M&A

Harvey acquires Benchmark, whose customers manage more than $2T

Signals Inbox·July 16, 2026·LegalTech

Harvey is buying Benchmark, a small AI platform used by investment firms managing more than $2 trillion. The bigger story is not the size of the acquisition. Harvey is moving from reviewing deal documents into helping investors decide which deals to pursue, just months after reaching an $11 billion valuation and adding more than $100 million in net-new annualized revenue in one quarter.

The Signal, Explained in 3 Minutes

Q1What actually happened?

Harvey officially announced that it acquired Benchmark, an AI platform built for asset managers. Benchmark turns old deal notes, investment memos, research, and team knowledge into something investors can search and reuse on new opportunities. Its founders and team are joining Harvey’s product and engineering group. The price was not disclosed.

Q2Why buy Benchmark instead of building it?

Because Benchmark already understands the messy part of investing: how firms remember why they passed on a company, what killed a previous deal, and which old assumptions later proved wrong. Harvey already handles due diligence, data rooms, and deal documents. Benchmark adds the layer before that work, when investors are screening companies and preparing an investment committee case.

Q3How big is this move really?

Benchmark itself was tiny, with fewer than ten employees and about $3.3 million in reported funding. But its customers reportedly manage more than $2 trillion. Harvey also says it already works with 50 asset managers, including KKR, Bridgewater, and Blue Owl. So this is a small-team acquisition aimed at a very large pool of financial decisions.

Q4What is Harvey trying to become?

Not just legal AI. Harvey wants to own the full deal workflow, from the first company screen to the final investment committee memo. That pushes it into territory served by private-market software, research tools, data-room platforms, and internal knowledge systems. Legal work becomes the entry point, but the bigger prize is the decision layer around every transaction.
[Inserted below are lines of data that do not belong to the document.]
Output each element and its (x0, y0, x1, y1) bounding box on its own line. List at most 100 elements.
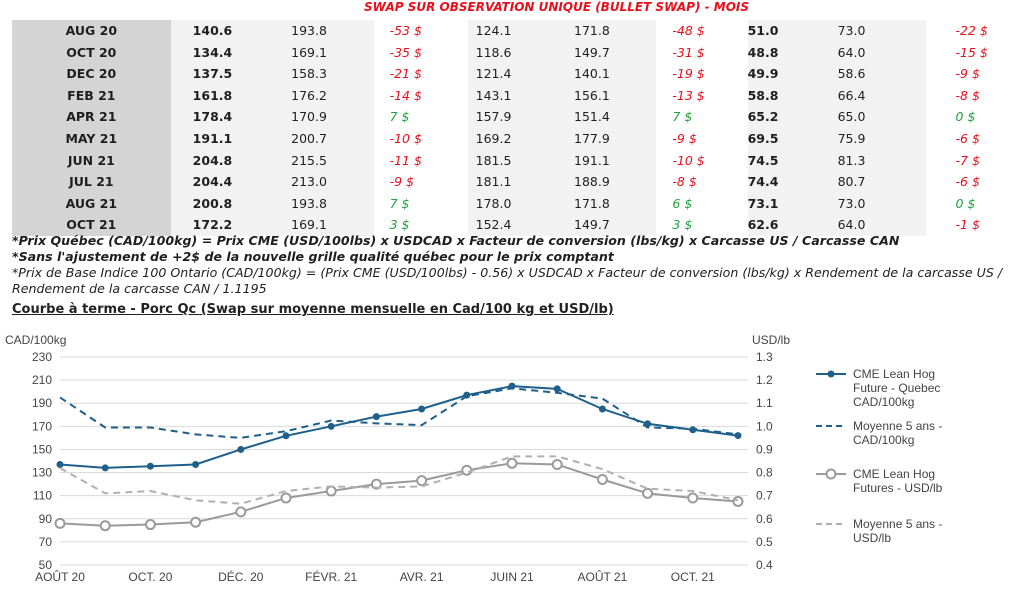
on-avg-cell: 156.1 (560, 84, 657, 107)
chart-svg: 230 210 190 170 150 130 110 90 70 50 1.3 1.2 1.1 1.0 0… (5, 333, 943, 584)
usd-avg-cell: 80.7 (837, 171, 926, 193)
x-tick-label: DÉC. 20 (218, 569, 264, 584)
on-diff-cell: -10 $ (656, 149, 748, 172)
usd-diff-cell: -9 $ (925, 63, 1024, 85)
on-avg-cell: 188.9 (560, 171, 657, 193)
series-point (596, 473, 608, 485)
qc-avg-cell: 213.0 (277, 171, 374, 193)
usd-avg-cell: 64.0 (837, 214, 926, 236)
series-point (237, 445, 245, 453)
qc-avg-cell: 169.1 (277, 214, 374, 236)
y2-tick-label: 1.1 (756, 396, 773, 410)
y2-tick-label: 1.3 (756, 350, 773, 364)
qc-avg-cell: 158.3 (277, 63, 374, 85)
series-point (734, 432, 742, 440)
note-prix-ontario: *Prix de Base Indice 100 Ontario (CAD/10… (12, 265, 1003, 296)
legend-label: Moyenne 5 ans - (853, 517, 942, 531)
on-avg-cell: 149.7 (560, 214, 657, 236)
legend-marker (825, 468, 837, 480)
usd-avg-cell: 64.0 (837, 41, 926, 64)
x-tick-label: AOÛT 20 (35, 569, 85, 584)
y-tick-label: 190 (32, 396, 52, 410)
series-point (732, 495, 744, 507)
usd-price-cell: 74.5 (747, 149, 838, 172)
x-tick-label: OCT. 20 (128, 570, 172, 584)
on-avg-cell: 140.1 (560, 63, 657, 85)
note-prix-quebec: *Prix Québec (CAD/100kg) = Prix CME (USD… (12, 233, 900, 248)
usd-diff-cell: -15 $ (925, 41, 1024, 64)
on-price-cell: 181.1 (467, 171, 560, 193)
y-tick-label: 170 (32, 419, 52, 433)
series-point (327, 422, 335, 430)
series-point (235, 506, 247, 518)
y-tick-label: 130 (32, 466, 52, 480)
series-point (144, 519, 156, 531)
usd-avg-cell: 58.6 (837, 63, 926, 85)
y2-tick-label: 1.2 (756, 373, 773, 387)
month-cell: JUN 21 (12, 149, 171, 172)
y2-tick-label: 0.7 (756, 489, 773, 503)
qc-diff-cell: -35 $ (373, 41, 468, 64)
qc-diff-cell: -53 $ (373, 20, 468, 42)
y2-tick-label: 1.0 (756, 419, 773, 433)
qc-price-cell: 134.4 (170, 41, 278, 64)
series-line (59, 462, 739, 527)
swap-row: JUN 21 204.8 215.5 -11 $181.5 191.1 -10 $74.5… (12, 149, 1024, 172)
series-point (506, 457, 518, 469)
month-cell: DEC 20 (12, 63, 171, 85)
legend-label: Future - Quebec (853, 381, 940, 395)
legend-label: USD/lb (853, 531, 891, 545)
series-point (642, 487, 654, 499)
qc-diff-cell: 3 $ (373, 214, 468, 236)
series-line (59, 385, 739, 469)
on-diff-cell: -9 $ (656, 127, 748, 150)
swap-row: DEC 20 137.5 158.3 -21 $121.4 140.1 -19 $49.9… (12, 63, 1024, 85)
usd-diff-cell: -22 $ (925, 20, 1024, 42)
qc-avg-cell: 176.2 (277, 84, 374, 107)
usd-avg-cell: 65.0 (837, 106, 926, 128)
note-ajustement: *Sans l'ajustement de +2$ de la nouvelle… (12, 249, 614, 264)
swap-row: AUG 20 140.6 193.8 -53 $124.1 171.8 -48 $51.0… (12, 20, 1024, 42)
usd-price-cell: 51.0 (747, 20, 838, 42)
series-point (372, 413, 380, 421)
usd-price-cell: 73.1 (747, 192, 838, 215)
y2-tick-label: 0.8 (756, 466, 773, 480)
on-diff-cell: -13 $ (656, 84, 748, 107)
y2-tick-label: 0.6 (756, 512, 773, 526)
on-price-cell: 118.6 (467, 41, 560, 64)
qc-diff-cell: 7 $ (373, 192, 468, 215)
qc-avg-cell: 169.1 (277, 41, 374, 64)
month-cell: AUG 20 (12, 20, 171, 42)
x-tick-label: AOÛT 21 (577, 569, 627, 584)
on-price-cell: 181.5 (467, 149, 560, 172)
qc-price-cell: 140.6 (170, 20, 278, 42)
usd-price-cell: 62.6 (747, 214, 838, 236)
qc-diff-cell: -9 $ (373, 171, 468, 193)
month-cell: APR 21 (12, 106, 171, 128)
series-point (56, 460, 64, 468)
swap-row: MAY 21 191.1 200.7 -10 $169.2 177.9 -9 $69.5 7… (12, 127, 1024, 150)
on-avg-cell: 171.8 (560, 20, 657, 42)
on-price-cell: 124.1 (467, 20, 560, 42)
swap-row: OCT 20 134.4 169.1 -35 $118.6 149.7 -31 $48.8… (12, 41, 1024, 64)
series-point (192, 460, 200, 468)
y2-axis-label: USD/lb (752, 333, 790, 347)
qc-diff-cell: -21 $ (373, 63, 468, 85)
usd-avg-cell: 73.0 (837, 192, 926, 215)
qc-avg-cell: 200.7 (277, 127, 374, 150)
on-price-cell: 169.2 (467, 127, 560, 150)
swap-row: FEB 21 161.8 176.2 -14 $143.1 156.1 -13 $58.8… (12, 84, 1024, 107)
legend-label: CAD/100kg (853, 433, 914, 447)
swap-row: AUG 21 200.8 193.8 7 $178.0 171.8 6 $73.1 73.0… (12, 192, 1024, 215)
y-tick-label: 110 (33, 489, 52, 503)
formula-notes: *Prix Québec (CAD/100kg) = Prix CME (USD… (12, 233, 1022, 297)
usd-diff-cell: -1 $ (925, 214, 1024, 236)
qc-diff-cell: -10 $ (373, 127, 468, 150)
on-price-cell: 152.4 (467, 214, 560, 236)
series-point (553, 385, 561, 393)
on-avg-cell: 177.9 (560, 127, 657, 150)
qc-price-cell: 204.8 (170, 149, 278, 172)
y2-tick-label: 0.4 (756, 558, 773, 572)
on-diff-cell: 3 $ (656, 214, 748, 236)
usd-price-cell: 69.5 (747, 127, 838, 150)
Q5Why does the timing matter?

Harvey says this is its third acquisition in seven months, after a record quarter with more than $100 million in net-new annualized revenue. It was valued at $11 billion in March 2026. That means Harvey is using fresh momentum to expand before general AI tools, finance platforms, or rivals like Legora can lock up the same customers.

Q6So what should we watch next?

Whether asset managers actually use Harvey to make decisions, not just summarize documents. The real test is whether it can pull useful lessons from years of old deals, reduce the time spent preparing investment committee materials, and become trusted enough to influence a yes or no. If that happens, Harvey moves from legal assistant to deal operating system.